Baseline data for participants will also be presented in charts as well as any possible participant missing data (questionnaires and Actigraph). Descriptive data will use 95% confidence intervals (mean and standard deviations). Baseline differences between groups (e.g. age, activity level, BMI, number of mental health disorders and questionnaire outcomes) will be analyzed using one-way ANOVA. Nominal data (e.g. gender, ethnicity, social class, participation in school physical activity) will be analyzed using Chi-square analyses. However, as mentioned the feasibility study is underpowered to detect any effects reliably.

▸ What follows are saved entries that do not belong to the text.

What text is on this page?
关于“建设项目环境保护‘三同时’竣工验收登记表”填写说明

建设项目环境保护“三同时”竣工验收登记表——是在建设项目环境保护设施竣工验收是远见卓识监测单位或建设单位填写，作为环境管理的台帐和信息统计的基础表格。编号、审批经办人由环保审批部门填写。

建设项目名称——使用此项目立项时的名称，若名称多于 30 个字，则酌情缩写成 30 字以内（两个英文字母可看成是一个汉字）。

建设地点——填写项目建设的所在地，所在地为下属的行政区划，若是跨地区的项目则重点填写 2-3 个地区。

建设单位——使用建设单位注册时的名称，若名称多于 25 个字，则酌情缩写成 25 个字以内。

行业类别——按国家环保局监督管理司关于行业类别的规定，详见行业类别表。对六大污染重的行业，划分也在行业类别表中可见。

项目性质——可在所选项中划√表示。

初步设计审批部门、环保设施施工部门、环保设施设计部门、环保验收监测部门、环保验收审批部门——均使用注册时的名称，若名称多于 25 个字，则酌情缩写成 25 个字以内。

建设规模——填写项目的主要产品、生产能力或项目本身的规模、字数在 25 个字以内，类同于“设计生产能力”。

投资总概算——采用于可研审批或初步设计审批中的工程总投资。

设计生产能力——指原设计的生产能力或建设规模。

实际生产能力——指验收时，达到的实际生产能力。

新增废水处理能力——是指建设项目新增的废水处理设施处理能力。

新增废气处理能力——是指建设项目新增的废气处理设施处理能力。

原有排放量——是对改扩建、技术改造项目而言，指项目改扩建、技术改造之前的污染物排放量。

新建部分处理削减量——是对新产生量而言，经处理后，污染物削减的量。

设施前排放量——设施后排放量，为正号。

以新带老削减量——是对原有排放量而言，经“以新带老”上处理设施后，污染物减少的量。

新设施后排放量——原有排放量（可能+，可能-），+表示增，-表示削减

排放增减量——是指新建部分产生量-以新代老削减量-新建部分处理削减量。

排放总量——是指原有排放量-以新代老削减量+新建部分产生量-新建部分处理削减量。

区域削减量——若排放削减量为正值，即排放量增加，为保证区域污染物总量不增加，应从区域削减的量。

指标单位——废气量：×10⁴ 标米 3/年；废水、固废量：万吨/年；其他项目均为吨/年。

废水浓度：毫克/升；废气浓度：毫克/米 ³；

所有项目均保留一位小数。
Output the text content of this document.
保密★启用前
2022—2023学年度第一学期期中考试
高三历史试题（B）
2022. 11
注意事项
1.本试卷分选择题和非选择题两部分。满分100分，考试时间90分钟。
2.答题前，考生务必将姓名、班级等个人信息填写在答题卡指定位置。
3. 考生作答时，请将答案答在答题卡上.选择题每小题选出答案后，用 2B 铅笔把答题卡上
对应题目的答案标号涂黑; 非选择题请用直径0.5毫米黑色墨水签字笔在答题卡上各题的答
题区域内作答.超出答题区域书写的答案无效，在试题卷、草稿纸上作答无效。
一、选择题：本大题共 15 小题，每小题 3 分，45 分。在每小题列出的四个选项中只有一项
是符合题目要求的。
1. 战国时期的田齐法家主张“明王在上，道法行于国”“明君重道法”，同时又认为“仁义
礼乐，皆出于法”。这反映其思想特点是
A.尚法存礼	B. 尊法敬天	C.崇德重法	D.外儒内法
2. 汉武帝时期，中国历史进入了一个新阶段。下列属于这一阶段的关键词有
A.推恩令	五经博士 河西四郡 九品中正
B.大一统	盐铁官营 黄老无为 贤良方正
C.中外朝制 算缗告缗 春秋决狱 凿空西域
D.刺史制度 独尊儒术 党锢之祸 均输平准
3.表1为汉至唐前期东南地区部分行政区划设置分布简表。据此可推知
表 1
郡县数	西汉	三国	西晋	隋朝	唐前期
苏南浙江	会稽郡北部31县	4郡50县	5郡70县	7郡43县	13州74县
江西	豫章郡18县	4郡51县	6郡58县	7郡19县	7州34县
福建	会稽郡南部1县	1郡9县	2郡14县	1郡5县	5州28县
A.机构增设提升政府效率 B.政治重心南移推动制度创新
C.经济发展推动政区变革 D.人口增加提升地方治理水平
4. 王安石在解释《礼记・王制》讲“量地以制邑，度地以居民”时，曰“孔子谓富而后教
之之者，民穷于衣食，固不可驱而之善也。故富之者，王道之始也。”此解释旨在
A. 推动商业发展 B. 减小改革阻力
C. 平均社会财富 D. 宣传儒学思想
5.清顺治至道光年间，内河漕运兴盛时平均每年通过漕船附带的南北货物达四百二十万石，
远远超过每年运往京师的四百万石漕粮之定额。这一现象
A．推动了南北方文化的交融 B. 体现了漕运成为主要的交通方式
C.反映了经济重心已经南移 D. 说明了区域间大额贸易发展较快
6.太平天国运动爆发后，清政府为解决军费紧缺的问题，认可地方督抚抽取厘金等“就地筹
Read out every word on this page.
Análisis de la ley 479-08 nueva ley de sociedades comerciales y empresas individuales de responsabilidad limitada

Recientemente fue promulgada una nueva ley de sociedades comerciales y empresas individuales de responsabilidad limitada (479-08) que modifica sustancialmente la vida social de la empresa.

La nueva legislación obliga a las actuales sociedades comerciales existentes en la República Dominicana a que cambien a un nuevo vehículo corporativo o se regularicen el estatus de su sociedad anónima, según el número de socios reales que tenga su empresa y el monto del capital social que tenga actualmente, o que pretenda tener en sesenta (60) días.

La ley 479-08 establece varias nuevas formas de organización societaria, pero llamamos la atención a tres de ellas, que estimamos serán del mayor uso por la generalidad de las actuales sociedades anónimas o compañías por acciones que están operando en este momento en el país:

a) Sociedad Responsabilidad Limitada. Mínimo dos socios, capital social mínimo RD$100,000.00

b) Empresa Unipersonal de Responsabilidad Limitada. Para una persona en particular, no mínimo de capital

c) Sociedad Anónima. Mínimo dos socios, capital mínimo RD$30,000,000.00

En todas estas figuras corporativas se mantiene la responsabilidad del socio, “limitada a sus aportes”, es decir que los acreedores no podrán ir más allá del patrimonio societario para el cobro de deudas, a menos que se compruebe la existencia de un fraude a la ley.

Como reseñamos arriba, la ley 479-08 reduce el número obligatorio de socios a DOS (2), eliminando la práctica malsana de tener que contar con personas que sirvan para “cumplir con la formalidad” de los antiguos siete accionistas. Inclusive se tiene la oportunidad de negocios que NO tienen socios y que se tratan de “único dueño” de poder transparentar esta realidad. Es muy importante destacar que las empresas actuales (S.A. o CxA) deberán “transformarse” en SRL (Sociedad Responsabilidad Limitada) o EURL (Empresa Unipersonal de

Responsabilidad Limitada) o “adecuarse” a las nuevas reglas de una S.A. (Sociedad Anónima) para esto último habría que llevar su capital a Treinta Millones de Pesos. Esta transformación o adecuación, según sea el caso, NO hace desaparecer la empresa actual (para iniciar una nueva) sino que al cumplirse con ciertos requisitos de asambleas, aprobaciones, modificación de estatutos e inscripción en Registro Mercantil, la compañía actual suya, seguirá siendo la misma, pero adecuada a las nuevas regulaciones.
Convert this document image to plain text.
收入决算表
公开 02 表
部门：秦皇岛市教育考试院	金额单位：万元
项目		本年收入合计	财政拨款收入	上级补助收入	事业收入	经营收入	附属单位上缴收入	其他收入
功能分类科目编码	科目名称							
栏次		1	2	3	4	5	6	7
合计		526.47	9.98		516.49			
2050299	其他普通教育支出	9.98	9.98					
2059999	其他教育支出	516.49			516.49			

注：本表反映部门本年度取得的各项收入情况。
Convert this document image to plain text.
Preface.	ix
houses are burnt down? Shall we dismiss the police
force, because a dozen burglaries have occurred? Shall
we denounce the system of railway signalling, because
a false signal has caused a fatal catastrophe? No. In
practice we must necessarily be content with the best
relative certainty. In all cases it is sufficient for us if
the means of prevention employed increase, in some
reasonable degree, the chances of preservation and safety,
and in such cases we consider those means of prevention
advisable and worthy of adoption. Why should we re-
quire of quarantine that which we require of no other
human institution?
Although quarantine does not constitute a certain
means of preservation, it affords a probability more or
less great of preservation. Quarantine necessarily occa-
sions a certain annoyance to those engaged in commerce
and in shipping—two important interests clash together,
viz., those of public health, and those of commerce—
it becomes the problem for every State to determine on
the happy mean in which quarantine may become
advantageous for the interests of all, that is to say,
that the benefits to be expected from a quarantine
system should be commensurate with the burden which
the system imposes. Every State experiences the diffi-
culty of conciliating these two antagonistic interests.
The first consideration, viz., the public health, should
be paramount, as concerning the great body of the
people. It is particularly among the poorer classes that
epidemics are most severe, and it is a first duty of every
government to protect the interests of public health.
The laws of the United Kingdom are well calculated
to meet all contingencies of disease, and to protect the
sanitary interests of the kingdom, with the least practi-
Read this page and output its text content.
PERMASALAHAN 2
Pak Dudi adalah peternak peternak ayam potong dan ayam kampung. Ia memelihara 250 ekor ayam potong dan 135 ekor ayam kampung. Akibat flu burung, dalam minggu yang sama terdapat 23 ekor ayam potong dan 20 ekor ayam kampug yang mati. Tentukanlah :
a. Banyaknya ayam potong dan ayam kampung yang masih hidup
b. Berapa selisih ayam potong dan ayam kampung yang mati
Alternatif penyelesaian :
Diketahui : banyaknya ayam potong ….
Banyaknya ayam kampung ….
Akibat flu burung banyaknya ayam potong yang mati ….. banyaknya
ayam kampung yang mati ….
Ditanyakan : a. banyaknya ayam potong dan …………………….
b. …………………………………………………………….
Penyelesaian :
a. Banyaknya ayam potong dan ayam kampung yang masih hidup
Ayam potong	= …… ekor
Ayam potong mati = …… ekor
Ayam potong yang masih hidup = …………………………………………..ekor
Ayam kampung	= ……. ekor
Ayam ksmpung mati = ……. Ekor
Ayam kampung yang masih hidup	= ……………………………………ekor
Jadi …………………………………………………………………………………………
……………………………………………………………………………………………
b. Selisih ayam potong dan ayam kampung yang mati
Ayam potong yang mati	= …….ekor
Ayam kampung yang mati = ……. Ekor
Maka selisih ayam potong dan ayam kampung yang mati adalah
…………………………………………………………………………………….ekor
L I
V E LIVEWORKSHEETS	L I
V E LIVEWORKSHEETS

Thus, quantitative feasibility outcomes will be interpreted only as feasibility and pilot data due to lack of statistical power.
Qualitative interviews with participants, caregivers and referring specialists will be analyzed utilizing thematic analysis (44). Accordingly, the written interview data will be reviewed for data familiarization; initial codes will be generated, followed by organizing codes into themes, refining themes, and finally defining themes and sub-themes.
Possible harms
Potential harms of being involved in the intervention and the assessments will be explicitly outlined in the participant explanatory statements and consent form. During assessment, the primary potential risk for participants may be to experience some psychological distress; however, this is not anticipated to exceed levels of psychological distress experienced previously in CAMHS or in their daily lives. During the intervention, the youth are expected to engage in physical activity with varying degrees of activity intensity. During such activities, the youth could potentially injure themselves or others physically, and/or they could experience some physio-psychological distress. All activities required in the intervention are preplanned and will be completed so as be to be as safe as possible, yet any movement (in a group) does necessarily entail some risk of injury. All accidents and injuries will be recorded and reported to the PI and the work management group. In addition, any adverse events or mental states observed among the participants (e.g. significant symptom deterioration, suicidal ideation or suicid attempt, reported or observed abuse and/or self-harm, excessive weight loss etc.) will be monitored routinely throughout the study. Any such adverse events will be immediately reported back to the youth’s referring specialist, who is responsible for the youth’s mental health care. All study therapists and interviewers are experienced in working with youth with anxiety and depression and in responding to distress.